Jones
We’ve been struggling to find a vehicle. We haven’t seen any Striper symbols for a day or so now, so we figure it’s probably safe. The streets are less clogged here – we wouldn’t have to take so many detours, I think.
The problem is that there’s so many of us – we won’t fit in anything smaller than a van, and it’s hard to find one light enough for us to push-start. We finally decided to go for two smaller cars.
It took us over an hour to get them both going. Breaking into them and fixing the ignitions is turning into a quick ritual; the hardest part is finding vehicles with manual transmissions that will take all our stuff. We ended up with a couple of older cars, one of them rescued from an unfortunate kiss against a lamppost.
Ben drove one car, with Sally, Masterson and me as passengers. Thorpe took Sax and the kids. It was a peaceful division, for once.
Nugget was a problem at first. She refused to get into the car, slipping out of Sax’s grip to go back to the building we spent the night in. She wouldn’t say, of course, but I think she was looking for Jones.
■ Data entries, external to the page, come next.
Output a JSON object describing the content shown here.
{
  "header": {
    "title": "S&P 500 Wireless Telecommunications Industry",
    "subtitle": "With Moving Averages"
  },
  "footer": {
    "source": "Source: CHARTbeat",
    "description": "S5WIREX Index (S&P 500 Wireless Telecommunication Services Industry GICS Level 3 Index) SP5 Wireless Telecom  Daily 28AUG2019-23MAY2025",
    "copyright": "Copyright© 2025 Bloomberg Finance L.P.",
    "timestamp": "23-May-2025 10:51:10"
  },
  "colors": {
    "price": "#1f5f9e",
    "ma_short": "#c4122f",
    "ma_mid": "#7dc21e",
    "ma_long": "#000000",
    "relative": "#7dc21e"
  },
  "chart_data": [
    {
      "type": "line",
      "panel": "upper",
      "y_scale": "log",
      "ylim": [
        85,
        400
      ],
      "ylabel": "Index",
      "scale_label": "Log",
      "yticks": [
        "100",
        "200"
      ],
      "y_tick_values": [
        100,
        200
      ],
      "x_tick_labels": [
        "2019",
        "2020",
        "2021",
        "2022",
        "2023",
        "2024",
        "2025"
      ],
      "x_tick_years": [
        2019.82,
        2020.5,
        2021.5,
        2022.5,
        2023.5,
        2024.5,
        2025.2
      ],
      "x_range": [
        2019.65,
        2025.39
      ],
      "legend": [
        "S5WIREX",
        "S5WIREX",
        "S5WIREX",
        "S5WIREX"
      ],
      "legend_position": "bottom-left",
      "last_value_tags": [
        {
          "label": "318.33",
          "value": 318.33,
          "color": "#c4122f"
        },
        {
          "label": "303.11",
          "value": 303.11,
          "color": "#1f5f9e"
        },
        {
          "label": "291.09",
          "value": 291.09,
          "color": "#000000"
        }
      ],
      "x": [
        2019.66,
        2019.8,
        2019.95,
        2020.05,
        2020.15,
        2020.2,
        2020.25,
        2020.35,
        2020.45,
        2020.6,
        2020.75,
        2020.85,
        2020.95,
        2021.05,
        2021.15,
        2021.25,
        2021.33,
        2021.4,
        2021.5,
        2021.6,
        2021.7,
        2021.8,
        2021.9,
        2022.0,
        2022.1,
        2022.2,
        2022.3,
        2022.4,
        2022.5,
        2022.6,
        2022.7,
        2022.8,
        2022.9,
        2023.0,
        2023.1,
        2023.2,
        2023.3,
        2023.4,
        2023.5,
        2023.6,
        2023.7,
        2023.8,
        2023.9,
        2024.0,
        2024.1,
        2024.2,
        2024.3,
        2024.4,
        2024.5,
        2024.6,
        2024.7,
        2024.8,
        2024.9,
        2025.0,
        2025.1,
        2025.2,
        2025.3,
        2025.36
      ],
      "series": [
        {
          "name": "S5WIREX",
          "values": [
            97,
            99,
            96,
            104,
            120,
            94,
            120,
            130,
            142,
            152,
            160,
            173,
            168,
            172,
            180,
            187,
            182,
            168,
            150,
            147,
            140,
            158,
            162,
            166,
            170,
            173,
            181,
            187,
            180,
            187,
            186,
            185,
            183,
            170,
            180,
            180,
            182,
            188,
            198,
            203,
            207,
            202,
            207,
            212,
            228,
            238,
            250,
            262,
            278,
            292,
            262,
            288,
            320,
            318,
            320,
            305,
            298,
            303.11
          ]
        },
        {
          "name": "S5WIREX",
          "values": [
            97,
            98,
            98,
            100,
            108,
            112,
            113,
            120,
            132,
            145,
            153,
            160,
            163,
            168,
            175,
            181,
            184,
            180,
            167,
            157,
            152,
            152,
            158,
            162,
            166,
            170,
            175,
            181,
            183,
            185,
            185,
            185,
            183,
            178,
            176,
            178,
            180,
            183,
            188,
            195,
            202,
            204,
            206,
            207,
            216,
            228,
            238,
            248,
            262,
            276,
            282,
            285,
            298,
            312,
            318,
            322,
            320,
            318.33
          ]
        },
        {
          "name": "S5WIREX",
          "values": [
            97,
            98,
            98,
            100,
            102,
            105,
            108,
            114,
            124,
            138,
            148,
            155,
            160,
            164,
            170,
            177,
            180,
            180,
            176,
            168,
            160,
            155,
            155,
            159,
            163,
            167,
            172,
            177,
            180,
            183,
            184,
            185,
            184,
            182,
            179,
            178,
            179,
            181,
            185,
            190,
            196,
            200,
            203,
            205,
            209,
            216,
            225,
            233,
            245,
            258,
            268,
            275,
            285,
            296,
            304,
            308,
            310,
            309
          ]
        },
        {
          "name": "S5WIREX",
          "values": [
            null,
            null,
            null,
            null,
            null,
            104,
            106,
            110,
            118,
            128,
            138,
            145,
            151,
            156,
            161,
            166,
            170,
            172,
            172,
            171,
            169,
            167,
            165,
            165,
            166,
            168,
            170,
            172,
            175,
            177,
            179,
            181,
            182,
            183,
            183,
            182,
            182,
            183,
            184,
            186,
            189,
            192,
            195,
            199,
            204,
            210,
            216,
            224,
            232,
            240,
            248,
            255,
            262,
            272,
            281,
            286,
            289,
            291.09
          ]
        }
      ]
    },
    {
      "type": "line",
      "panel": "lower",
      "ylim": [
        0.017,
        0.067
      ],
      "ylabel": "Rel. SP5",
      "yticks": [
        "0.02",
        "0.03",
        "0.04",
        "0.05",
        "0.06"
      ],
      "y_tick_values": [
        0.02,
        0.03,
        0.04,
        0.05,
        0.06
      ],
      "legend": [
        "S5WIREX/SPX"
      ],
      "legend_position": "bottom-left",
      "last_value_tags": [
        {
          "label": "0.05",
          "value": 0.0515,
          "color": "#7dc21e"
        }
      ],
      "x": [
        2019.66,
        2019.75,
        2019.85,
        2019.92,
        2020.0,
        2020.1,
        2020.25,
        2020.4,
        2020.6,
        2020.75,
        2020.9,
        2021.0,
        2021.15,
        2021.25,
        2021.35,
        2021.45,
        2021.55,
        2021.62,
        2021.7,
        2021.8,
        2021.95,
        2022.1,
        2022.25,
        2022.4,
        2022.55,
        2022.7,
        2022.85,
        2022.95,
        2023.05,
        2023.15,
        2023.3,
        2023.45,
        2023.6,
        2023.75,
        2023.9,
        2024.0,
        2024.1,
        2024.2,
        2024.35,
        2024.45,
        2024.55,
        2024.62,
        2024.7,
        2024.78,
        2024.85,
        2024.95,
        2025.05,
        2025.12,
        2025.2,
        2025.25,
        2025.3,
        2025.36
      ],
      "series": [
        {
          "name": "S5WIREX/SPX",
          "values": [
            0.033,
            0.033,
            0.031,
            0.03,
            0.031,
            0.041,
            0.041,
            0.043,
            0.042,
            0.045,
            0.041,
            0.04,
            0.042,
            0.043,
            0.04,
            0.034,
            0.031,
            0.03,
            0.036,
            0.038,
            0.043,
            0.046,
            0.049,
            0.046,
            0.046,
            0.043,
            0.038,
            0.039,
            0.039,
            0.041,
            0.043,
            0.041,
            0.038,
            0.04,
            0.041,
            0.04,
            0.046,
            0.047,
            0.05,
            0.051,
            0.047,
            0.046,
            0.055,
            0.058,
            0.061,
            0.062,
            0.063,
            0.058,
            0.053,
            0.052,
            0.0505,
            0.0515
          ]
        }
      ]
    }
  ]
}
We only really see him when we take shelter for the night – he follows us in his own way during the day, but he always appears when we sit down to eat. He does the rounds every now and then, and I’m not the only one who puts the empty can down for him to lick clean. I didn’t want to leave him behind either, but we couldn’t afford to hang around looking for the damn animal.
Sax looked fed up and stressed, so I went to talk to her. She was searching through the bed she had slept in, messing it up – someone had made it this morning. I don’t know who that was.
I’m not good with kids. I get along with Dillon okay, but I understand him and he likes me. That helps. Nugget – well, I had no idea where to start with her. I never really learned how to talk down to kids, how to get onto their level; I was the youngest in my family and it never came up.
So there I was, with her attention resting on my shoulders, staring at those big brown eyes as they stared back at me. So I just talked to her, like she could understand, even though she didn’t give me a single sign that she knew what these words meant. I told her that the cat would find us, that he’d come as soon as we settled to eat. That cats can move a lot faster than us on foot, and plus, he didn’t have a pack to slow him down. He’d catch up.
When I held my hand out to her, she looked at it. I told her that we wouldn’t find him here, and she finally took it. I thanked her when she got into the car without any further trouble. I think she spent the rest of the day plastered to the window, looking for signs of a little ginger cat chasing us.